George Nugent Merle Tyrrell (1879–1952) was a mathematician, engineer, and psychical researcher, a leading member of the Society for Psychical Research (SPR). Best known for his theoretical work on apparitions, he also made experimental studies of Extrasensory Perception (ESP) and was the author of several books that, although now largely forgotten, were well regarded in his day.
G. N. M. Tyrrell studied physics and mathematics at the University of London. He was an early student of Guglielmo Marconi, and helped to develop the radio. When he joined the SPR in 1908, he was in Mexico Demonstrating Marconi’s wireless to the government. During World War I he served as a signals officer in the British Army.

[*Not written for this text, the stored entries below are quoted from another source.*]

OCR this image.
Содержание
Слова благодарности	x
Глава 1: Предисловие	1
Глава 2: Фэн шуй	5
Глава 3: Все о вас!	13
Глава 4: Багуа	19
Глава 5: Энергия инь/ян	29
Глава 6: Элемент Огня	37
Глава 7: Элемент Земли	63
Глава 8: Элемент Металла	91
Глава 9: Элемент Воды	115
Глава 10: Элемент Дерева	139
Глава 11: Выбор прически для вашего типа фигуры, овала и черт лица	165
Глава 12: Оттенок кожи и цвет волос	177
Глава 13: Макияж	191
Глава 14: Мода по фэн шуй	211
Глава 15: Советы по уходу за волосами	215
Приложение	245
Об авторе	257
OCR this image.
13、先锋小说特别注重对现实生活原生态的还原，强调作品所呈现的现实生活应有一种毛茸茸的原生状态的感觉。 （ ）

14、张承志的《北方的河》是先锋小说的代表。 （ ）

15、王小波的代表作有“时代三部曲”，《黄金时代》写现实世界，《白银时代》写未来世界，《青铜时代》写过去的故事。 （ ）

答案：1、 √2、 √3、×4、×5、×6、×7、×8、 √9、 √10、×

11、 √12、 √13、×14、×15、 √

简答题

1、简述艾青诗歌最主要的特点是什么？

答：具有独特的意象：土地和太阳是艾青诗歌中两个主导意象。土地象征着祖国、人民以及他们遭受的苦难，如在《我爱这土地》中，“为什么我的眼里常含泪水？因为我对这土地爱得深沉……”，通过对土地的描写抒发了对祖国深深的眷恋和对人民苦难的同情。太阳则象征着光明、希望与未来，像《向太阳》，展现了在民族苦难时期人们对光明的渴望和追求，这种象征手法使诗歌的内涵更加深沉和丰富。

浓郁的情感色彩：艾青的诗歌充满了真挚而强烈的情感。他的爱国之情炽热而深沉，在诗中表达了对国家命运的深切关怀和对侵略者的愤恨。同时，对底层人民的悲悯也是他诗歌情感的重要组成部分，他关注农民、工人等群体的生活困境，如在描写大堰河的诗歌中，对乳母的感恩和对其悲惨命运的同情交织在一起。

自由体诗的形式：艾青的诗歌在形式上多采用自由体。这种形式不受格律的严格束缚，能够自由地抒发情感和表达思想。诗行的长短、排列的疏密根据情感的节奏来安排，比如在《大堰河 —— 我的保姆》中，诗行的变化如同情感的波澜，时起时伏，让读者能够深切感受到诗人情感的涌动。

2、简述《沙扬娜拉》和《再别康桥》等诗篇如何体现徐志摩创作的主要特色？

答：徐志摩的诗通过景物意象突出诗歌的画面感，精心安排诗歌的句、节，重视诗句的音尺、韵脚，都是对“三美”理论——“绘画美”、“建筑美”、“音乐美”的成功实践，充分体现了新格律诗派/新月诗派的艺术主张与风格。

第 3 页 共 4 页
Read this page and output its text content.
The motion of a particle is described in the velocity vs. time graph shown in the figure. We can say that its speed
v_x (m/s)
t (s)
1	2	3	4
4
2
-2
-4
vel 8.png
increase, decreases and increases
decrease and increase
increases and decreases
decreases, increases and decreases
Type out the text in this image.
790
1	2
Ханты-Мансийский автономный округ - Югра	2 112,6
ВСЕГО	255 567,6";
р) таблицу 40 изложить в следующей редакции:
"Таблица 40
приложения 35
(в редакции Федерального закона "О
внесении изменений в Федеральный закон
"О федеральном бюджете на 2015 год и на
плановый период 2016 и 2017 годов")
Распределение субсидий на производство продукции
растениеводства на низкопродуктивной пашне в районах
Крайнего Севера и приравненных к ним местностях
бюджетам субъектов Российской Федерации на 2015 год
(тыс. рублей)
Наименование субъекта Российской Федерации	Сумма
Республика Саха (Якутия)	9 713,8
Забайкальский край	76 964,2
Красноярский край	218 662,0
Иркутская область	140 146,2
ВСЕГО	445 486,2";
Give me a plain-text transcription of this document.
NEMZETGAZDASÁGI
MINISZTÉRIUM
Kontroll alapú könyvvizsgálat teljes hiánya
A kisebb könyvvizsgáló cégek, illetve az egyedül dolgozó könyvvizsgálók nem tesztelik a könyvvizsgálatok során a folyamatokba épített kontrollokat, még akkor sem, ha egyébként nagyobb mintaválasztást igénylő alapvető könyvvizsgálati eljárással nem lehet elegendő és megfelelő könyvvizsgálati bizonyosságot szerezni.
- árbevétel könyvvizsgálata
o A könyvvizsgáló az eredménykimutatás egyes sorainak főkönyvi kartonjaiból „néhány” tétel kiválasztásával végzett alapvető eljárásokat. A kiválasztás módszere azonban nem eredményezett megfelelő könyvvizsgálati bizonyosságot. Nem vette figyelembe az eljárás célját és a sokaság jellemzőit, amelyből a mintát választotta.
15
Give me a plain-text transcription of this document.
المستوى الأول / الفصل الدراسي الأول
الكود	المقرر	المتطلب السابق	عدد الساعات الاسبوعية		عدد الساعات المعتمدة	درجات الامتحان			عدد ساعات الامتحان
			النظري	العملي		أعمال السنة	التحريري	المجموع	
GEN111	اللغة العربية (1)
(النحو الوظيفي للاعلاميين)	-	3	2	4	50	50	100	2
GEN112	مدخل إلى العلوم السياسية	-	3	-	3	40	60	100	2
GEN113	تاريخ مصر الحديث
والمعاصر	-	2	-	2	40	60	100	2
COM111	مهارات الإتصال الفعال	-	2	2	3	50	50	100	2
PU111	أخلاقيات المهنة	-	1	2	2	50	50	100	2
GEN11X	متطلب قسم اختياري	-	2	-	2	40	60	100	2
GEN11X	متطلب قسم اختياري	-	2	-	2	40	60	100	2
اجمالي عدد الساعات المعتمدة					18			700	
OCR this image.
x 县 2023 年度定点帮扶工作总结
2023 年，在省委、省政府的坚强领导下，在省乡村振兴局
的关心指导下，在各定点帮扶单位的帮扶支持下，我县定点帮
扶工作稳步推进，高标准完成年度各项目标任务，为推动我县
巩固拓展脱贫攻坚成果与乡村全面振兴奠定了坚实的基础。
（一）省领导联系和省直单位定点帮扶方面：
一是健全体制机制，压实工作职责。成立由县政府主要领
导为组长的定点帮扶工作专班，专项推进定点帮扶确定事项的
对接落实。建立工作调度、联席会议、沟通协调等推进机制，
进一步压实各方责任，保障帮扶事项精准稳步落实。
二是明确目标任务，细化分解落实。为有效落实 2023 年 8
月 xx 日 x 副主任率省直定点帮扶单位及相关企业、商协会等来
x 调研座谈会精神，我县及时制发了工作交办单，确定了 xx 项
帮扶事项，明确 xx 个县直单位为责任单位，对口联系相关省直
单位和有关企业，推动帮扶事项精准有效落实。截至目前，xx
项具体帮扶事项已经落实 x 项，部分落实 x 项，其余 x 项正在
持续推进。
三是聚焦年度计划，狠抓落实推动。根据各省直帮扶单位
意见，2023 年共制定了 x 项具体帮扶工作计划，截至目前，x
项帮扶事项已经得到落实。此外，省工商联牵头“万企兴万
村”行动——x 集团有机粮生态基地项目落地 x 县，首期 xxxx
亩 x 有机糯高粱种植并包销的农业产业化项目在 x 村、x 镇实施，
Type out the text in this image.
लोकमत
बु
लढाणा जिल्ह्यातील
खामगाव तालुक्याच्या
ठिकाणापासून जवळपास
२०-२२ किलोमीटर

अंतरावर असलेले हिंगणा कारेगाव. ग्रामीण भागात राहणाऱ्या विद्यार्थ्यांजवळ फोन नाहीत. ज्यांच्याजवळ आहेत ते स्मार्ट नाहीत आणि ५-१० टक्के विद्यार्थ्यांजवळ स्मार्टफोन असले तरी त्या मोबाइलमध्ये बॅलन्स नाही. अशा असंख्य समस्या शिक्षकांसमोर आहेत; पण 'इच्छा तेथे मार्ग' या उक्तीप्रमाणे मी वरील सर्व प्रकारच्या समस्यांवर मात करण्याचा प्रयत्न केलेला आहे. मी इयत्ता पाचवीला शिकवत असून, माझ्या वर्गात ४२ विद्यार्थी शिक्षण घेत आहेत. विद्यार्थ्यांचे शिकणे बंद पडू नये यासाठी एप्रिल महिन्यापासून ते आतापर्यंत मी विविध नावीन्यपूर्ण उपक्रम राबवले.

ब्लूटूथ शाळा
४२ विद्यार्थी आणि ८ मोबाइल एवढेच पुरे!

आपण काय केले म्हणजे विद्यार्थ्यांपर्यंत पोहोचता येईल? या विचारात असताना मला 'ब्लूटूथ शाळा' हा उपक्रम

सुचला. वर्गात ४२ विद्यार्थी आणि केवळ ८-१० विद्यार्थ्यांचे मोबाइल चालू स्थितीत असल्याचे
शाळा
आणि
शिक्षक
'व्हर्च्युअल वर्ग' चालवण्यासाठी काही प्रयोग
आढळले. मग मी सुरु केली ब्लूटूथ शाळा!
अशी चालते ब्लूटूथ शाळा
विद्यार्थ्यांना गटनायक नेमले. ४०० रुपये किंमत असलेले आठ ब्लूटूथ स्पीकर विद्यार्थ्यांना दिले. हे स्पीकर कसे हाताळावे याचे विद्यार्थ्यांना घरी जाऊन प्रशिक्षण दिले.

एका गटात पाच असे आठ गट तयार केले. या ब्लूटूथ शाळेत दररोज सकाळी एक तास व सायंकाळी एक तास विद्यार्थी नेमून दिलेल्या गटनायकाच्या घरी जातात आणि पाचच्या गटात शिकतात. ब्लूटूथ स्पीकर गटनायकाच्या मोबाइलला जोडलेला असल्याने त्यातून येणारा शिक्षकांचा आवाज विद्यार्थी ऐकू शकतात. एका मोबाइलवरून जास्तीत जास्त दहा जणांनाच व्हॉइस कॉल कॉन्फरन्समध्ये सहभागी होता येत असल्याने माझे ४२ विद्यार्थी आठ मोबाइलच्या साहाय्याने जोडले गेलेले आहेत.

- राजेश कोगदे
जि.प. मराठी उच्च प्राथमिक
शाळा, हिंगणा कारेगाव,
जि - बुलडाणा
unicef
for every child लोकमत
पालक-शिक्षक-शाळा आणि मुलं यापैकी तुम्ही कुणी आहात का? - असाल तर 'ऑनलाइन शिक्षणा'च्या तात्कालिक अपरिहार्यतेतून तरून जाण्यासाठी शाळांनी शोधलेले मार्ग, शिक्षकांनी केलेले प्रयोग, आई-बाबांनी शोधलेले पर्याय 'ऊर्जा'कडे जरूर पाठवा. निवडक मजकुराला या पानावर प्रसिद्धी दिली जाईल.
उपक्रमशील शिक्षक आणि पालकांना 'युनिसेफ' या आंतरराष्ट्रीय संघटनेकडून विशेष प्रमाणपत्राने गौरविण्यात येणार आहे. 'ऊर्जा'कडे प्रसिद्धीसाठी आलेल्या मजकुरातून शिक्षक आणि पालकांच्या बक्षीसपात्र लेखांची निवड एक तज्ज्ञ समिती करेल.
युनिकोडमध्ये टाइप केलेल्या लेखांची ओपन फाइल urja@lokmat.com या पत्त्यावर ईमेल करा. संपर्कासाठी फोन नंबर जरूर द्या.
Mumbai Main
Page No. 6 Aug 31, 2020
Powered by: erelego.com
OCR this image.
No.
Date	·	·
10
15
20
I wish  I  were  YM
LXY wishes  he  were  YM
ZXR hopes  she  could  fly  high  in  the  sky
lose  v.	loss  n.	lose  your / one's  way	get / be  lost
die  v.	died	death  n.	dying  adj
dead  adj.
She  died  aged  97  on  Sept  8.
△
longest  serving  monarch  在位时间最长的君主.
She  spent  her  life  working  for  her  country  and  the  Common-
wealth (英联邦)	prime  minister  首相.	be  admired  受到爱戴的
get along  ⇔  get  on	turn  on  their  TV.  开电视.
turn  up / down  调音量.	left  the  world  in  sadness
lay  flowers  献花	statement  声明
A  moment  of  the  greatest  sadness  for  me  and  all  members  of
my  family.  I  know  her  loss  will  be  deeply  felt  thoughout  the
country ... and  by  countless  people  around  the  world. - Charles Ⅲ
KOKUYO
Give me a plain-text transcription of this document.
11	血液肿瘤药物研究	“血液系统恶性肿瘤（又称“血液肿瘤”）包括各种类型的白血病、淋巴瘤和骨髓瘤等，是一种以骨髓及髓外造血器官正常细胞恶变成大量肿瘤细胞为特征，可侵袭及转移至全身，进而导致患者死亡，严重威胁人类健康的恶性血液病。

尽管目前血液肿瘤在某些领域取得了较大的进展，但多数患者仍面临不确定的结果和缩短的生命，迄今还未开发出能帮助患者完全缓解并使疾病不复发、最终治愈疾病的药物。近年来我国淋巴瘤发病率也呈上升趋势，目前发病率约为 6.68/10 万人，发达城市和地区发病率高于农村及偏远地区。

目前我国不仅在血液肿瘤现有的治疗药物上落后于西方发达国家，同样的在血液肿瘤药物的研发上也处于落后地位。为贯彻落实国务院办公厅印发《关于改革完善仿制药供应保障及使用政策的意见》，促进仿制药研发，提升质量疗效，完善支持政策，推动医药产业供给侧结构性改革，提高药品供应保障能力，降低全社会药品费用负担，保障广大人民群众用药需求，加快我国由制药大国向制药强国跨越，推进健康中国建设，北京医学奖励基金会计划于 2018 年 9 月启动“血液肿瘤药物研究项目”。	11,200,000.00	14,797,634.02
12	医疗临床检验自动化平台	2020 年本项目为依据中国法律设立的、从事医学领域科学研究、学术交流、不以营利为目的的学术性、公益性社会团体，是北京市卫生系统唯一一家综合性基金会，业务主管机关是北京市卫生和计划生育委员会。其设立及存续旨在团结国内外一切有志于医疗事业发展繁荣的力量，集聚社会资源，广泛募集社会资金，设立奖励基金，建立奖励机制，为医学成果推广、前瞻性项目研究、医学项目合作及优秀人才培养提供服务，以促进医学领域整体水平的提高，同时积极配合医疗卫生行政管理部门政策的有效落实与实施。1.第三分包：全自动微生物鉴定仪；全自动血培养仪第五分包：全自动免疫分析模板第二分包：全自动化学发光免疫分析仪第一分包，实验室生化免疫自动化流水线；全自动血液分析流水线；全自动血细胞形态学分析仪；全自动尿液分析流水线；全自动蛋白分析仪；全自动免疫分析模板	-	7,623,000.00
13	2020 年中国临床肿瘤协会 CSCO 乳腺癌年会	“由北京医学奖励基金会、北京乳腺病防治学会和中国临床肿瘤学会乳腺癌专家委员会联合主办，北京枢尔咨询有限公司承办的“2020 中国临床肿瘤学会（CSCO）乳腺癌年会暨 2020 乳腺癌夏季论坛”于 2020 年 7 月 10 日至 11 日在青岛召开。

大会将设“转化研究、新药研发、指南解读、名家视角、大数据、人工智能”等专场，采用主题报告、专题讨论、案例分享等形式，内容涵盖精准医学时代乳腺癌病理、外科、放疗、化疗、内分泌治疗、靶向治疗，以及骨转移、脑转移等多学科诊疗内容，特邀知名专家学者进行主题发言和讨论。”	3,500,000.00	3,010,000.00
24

After the war, Tyrrell turned to psychical research; it was to become the consuming interest of his life. He devised an experiment the task of which was to pick out boxes (rather than to guess the designs on cards) and he was among the first to apply statistics to the analysis of results. His experiments met with much success, but after his equipment was destroyed in an air raid during World War II, he turned his full efforts to writing instead.
For Tyrrell, psychical research meant “the exploration of the human personality,” especially of its unconscious levels. In all of his books, he was concerned with the relationship between ESP and the unconscious. In Science and Psychical Phenomena (1938), he suggested that the human personality underwent varying amounts of disintegration after death, and it was these fragments with which the medium came into touch, re-creating out of them a personality more or less like the original.
Tyrrell’s most lasting achievement was his theory of Apparitions, first given as the SPR’s Myers Memorial Lecture (see Frederic W.H. Myers) in 1942. The lecture was later revised and published posthumously as a book in 1953. Although by no means universally accepted, the theory has been influential and continues to receive attention today. (See Apparitions.)
Tyrrell followed Edmund Gurney in believing that apparitions were hallucinations of the precipient based on information received via ESP from the agent, but he proposed that a two-stage process was involved. In the first stage a part of the unconscious he called the “Producer” became aware of the agent’s situation via ESP, and in the second stage the “Stage Carpenter” produced the “apparitional drama,” using such familiar psychological processes as dreams, visions and impressions.
By this means Tyrrell accounted not only for the veridical (evidential) aspects of apparition cases, but also for such troublesome features as apparitions’ clothing and the fact that they were sometimes seen riding in carriages; these were props ordered by the Stage Carpenter to create a realistic scene.
Tyrrell was a member of the SPR Council from 1940 until his death and its president for 1945–46. He died on October 29, 1952. His other books include Grades of Significance (1930), The Personality of Man (1946), Homo Faber (1951), and Apparitions (1953).
- MacKenzie, Andrew. Hauntings and Apparitions. London: William Heinemann Ltd., 1982.
- Salter, W. H., G. W. Fisk, and Harry H. Price. “G. N. M. Tyrrell and His Contributions to Psychical Research.” Journal of the American Society for Psychical Research (SPR)37 (1953): 63–71.
- Tyrrell, G. N. M. Science and Psychical Phenomena. London: Methuen, 1938.
———. Apparitions. London: Duckworth, 1953.